Artikel 103 1 De Dienst Wegverkeer trekt een erkenning in, indien degene aan wie de erkenning is verleend, daarom verzoekt.
2 De Dienst Wegverkeer kan een erkenning intrekken of wijzigen indien degene aan wie de erkenning is verleend:
a. niet meer voldoet aan de voor de erkenning gestelde eisen,
b. de verplichtingen, vervat in artikel 5:20, eerste lid, van de Algemene wet bestuursrecht en artikel 102, tweede lid, niet nakomt, of
c. handelt in strijd met een of meer andere uit de erkenning voortvloeiende verplichtingen.
3 De Dienst Wegverkeer kan in de gevallen, bedoeld in het tweede lid, een erkenning schorsen voor een door hem daarbij vast te stellen termijn die ten hoogste twaalf weken bedraagt.
4 De Dienst Wegverkeer kan in de gevallen, bedoeld in het tweede lid, bepalen dat een wachttijd geldt voor het aanvragen van een erkenning van maximaal 30 maanden.
Artikel 103a Bij ministeriële regeling kunnen regels worden vastgesteld met betrekking tot het intrekken, wijzigen en schorsen van de erkenning.

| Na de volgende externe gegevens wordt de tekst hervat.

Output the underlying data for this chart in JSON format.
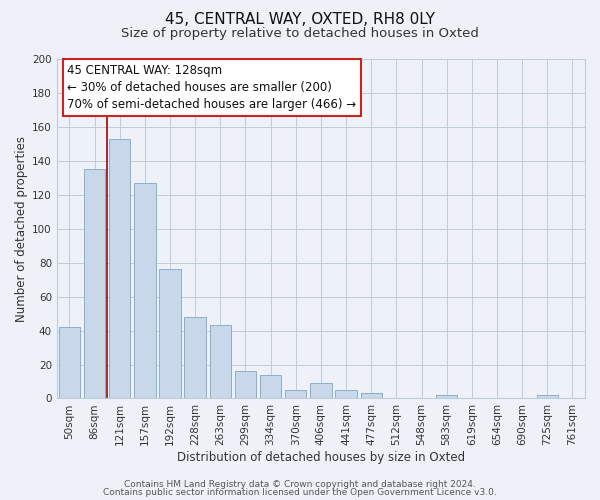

Artikel 104 Het is een ieder aan wie niet een erkenning als bedoeld in artikel 100 is verleend, verboden zich op zodanige wijze te gedragen, dat daardoor bij het publiek de indruk kan worden gewekt, dat zodanige erkenning aan hem is verleend.
§ 9
Keuring na verval tenaamstelling
Artikel 105 Indien de tenaamstelling van een motorrijtuig of een aanhangwagen ingevolge artikel 51a, derde lid, onderdeel b of d, vervallen is verklaard of indien een aanzegging is gedaan als bedoeld in artikel 37, vijfde lid, onderdeel b, wordt het voertuig goedgekeurd alvorens de tenaamstelling kan herleven of het kentekenbewijs door de Dienst Wegverkeer geldig kan worden verklaard of kan worden teruggegeven.Artikel 106 1 De goedkeuring wordt op aanvraag en tegen betaling, op de door de Dienst Wegverkeer vastgestelde wijze, van het daarvoor door deze dienst vastgestelde tarief door deze dienst verleend, indien het voertuig bij een door de dienst verrichte keuring heeft beantwoord aan de bij of krachtens deze wet vastgestelde eisen.
2 Bij ministeriële regeling kunnen regels worden vastgesteld betreffende het door de aanvrager voor de keuring ter beschikking stellen van het voertuig, het door de aanvrager overleggen van bescheiden en verstrekken van inlichtingen ter zake van de keuring alsmede betreffende de wijze waarop de keuring wordt verricht.
§ 9a
Erkenningsregeling keuring van schadevoertuigen
Artikel 106a 1 De goedkeuring van een schadevoertuig na verval van de tenaamstelling kan door de Dienst Wegverkeer worden verleend zonder dat de in artikel 106 bedoelde keuring heeft plaatsgevonden, indien door een daartoe door de Dienst Wegverkeer erkende natuurlijk persoon of rechtspersoon wordt gewaarborgd dat het voertuig voldoet aan de eisen, bedoeld in artikel 106, eerste lid.2 De erkenning geldt voor de in de erkenning aangegeven werkzaamheden ter zake van voertuigen die behoren tot een in de erkenning aangewezen groep. De erkenning kan gelden voor bepaalde of onbepaalde tijd.
3 De artikelen 100, derde lid, en 101 tot en met 103 zijn van overeenkomstige toepassing.
Artikel 106b Het is een ieder aan wie niet een erkenning als bedoeld in artikel 106a is verleend, verboden zich op zodanige wijze te gedragen, dat daardoor bij het publiek de indruk kan worden gewekt, dat zodanige erkenning aan hem is verleend.